The Tsukudohachiman shrine is said to be where Masakado’s feet (foot? or leg?) were buried.
[6. Mizuinari shrine]
The shrine to suppress Masakado’s power.
This was built in 941 by Fujiwara no Hidesato a.k.a. Tawara Touta.
He was one of samurais who fought against Masakado for the government.
Originally, it was located at the present Waseda University Building 9, a several hundreds meters (yards) south-east away from the present location.
It was moved in 1963.
[7. Yoroi shrine]
“Yoroi” means armour.
There are rumours that armours of two people were buried here:
When he came to conquer the eastern area on order of the Emperor, he cached his armour under the ground.
- Taira no Masakado
In 947, people mourned Masakado’s death and buried his armour.
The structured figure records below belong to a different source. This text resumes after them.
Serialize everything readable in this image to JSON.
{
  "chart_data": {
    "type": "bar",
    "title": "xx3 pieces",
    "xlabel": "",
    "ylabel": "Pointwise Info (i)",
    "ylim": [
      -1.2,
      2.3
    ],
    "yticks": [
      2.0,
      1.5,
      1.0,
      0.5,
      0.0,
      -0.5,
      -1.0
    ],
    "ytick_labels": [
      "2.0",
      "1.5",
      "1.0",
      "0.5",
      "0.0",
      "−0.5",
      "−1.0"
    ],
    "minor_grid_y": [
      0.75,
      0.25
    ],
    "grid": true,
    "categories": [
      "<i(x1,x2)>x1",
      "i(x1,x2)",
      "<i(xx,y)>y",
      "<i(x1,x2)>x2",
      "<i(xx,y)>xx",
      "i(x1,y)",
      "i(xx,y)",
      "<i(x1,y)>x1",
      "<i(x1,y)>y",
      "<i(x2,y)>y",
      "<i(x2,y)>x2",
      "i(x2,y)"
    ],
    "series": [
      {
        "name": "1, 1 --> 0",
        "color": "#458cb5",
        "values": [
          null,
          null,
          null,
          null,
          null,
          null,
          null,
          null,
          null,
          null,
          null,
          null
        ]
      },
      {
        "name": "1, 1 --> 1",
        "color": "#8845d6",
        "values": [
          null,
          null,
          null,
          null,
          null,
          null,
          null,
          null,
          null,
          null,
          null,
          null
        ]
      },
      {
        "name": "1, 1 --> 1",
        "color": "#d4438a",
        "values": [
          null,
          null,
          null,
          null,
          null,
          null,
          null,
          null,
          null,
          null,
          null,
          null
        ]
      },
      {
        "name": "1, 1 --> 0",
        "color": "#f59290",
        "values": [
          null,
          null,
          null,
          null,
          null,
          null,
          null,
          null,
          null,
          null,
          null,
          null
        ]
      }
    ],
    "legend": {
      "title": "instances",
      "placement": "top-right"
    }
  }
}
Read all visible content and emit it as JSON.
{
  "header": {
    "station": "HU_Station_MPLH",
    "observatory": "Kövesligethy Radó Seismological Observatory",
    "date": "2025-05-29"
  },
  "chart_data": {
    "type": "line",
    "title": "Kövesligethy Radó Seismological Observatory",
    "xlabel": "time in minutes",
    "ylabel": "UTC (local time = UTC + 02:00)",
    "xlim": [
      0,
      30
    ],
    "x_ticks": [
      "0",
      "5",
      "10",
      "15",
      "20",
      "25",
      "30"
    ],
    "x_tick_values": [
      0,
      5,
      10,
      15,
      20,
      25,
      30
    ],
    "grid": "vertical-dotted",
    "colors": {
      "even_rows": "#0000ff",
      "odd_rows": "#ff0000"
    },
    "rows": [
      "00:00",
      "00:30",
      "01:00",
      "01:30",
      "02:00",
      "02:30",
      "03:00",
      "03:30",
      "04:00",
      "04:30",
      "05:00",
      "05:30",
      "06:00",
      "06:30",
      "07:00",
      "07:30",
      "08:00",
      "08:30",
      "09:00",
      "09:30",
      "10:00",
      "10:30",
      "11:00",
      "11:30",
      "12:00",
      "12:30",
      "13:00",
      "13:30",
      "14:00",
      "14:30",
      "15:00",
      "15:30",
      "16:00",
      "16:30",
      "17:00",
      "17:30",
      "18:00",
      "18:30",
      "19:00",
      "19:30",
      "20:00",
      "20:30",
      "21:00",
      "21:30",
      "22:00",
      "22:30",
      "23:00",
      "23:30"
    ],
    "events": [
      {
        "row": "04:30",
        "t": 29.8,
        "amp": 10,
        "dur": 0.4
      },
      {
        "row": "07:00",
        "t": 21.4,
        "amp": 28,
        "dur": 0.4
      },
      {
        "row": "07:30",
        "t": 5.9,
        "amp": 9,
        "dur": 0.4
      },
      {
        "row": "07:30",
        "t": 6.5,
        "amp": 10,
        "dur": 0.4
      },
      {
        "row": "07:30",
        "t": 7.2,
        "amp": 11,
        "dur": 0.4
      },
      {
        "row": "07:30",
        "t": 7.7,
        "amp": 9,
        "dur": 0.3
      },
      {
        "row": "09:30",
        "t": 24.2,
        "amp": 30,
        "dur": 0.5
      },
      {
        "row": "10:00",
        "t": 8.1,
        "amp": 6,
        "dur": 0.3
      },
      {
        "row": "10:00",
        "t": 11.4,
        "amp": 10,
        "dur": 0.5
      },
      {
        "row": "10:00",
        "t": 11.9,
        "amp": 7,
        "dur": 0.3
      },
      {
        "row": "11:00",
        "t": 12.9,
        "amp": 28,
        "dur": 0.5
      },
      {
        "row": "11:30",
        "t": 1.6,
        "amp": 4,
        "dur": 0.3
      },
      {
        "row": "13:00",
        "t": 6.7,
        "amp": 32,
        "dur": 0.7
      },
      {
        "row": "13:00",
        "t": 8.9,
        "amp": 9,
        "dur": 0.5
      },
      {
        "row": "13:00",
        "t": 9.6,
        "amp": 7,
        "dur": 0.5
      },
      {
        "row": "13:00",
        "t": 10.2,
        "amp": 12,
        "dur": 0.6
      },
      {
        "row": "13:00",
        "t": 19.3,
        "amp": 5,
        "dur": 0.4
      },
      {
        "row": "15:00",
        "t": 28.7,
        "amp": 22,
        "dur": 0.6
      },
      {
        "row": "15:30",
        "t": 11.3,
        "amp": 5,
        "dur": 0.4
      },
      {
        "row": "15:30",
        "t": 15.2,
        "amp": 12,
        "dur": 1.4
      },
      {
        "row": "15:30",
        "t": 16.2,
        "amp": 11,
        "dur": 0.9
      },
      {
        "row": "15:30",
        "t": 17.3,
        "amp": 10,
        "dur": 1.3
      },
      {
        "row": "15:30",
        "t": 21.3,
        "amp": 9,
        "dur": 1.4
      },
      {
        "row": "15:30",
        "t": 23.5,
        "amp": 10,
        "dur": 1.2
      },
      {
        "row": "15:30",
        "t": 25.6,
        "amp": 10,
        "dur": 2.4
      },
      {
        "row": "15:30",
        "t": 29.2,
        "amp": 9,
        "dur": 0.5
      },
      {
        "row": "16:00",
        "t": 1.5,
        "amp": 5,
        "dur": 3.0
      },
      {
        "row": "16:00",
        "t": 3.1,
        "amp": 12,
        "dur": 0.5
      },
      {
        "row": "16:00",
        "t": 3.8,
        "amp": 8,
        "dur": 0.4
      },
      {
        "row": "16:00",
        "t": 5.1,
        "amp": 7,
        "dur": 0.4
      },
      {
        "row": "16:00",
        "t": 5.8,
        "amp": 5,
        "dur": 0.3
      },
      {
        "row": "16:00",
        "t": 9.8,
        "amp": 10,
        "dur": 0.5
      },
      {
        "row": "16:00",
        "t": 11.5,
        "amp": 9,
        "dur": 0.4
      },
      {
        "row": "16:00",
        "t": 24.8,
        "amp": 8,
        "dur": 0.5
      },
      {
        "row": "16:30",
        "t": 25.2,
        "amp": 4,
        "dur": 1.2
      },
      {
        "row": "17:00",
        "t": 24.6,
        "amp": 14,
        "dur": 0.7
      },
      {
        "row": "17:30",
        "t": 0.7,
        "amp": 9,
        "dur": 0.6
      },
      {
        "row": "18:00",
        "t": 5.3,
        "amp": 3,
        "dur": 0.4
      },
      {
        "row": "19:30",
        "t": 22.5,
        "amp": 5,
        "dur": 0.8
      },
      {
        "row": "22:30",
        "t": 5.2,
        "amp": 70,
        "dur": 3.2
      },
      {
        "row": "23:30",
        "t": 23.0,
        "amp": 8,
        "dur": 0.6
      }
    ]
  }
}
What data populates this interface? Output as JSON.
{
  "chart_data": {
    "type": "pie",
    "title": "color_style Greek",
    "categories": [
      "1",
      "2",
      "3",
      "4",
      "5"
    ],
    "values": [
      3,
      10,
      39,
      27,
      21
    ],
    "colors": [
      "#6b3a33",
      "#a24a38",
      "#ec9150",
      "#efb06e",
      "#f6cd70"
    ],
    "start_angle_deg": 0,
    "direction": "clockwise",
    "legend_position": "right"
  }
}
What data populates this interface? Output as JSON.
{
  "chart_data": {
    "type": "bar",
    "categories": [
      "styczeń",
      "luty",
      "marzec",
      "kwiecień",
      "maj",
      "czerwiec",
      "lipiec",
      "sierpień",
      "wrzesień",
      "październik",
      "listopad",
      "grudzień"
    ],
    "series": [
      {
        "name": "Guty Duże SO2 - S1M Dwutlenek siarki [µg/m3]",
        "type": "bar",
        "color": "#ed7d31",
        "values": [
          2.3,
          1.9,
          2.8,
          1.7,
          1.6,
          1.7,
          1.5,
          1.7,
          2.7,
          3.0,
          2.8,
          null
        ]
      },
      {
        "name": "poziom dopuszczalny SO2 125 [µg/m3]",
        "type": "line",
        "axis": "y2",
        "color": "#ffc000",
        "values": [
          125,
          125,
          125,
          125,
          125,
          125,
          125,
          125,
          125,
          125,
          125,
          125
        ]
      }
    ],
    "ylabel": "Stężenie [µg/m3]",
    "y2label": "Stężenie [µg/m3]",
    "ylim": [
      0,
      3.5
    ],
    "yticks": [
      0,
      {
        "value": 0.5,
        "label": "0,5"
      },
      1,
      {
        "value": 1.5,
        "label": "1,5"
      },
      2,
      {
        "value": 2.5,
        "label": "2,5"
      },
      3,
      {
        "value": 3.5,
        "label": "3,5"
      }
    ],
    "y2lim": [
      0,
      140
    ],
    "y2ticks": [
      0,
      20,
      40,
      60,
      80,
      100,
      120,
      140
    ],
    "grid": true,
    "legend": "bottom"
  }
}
In another rumour, it was Fujiwara no Hidesato who buried Masakado’s armour at Enshou-ji (Enshou temple) near the shrine.
He became seriously ill after killing Masakado.
He thought it was because he was haunted by Masakado, so he buried the armour and built a small shrine to console the spirit.
Then he quickly and fully recovered.
The Big Dipper
If you connect those seven spots, “the Big Dipper”-like shape comes out.
Some say this is a magic barrier for the spirit of Masakado completed in Edo era, because Masakado worshipped the Big Dipper.
- The location of fifth spot (Tsukudo shrine) is the one in Edo era. (Next to Tsukudohachiman shrine)
- The location of sixth spot (Mizuinari shrine) connected with red line is the present shrine, and the one with green line is the place in Edo era.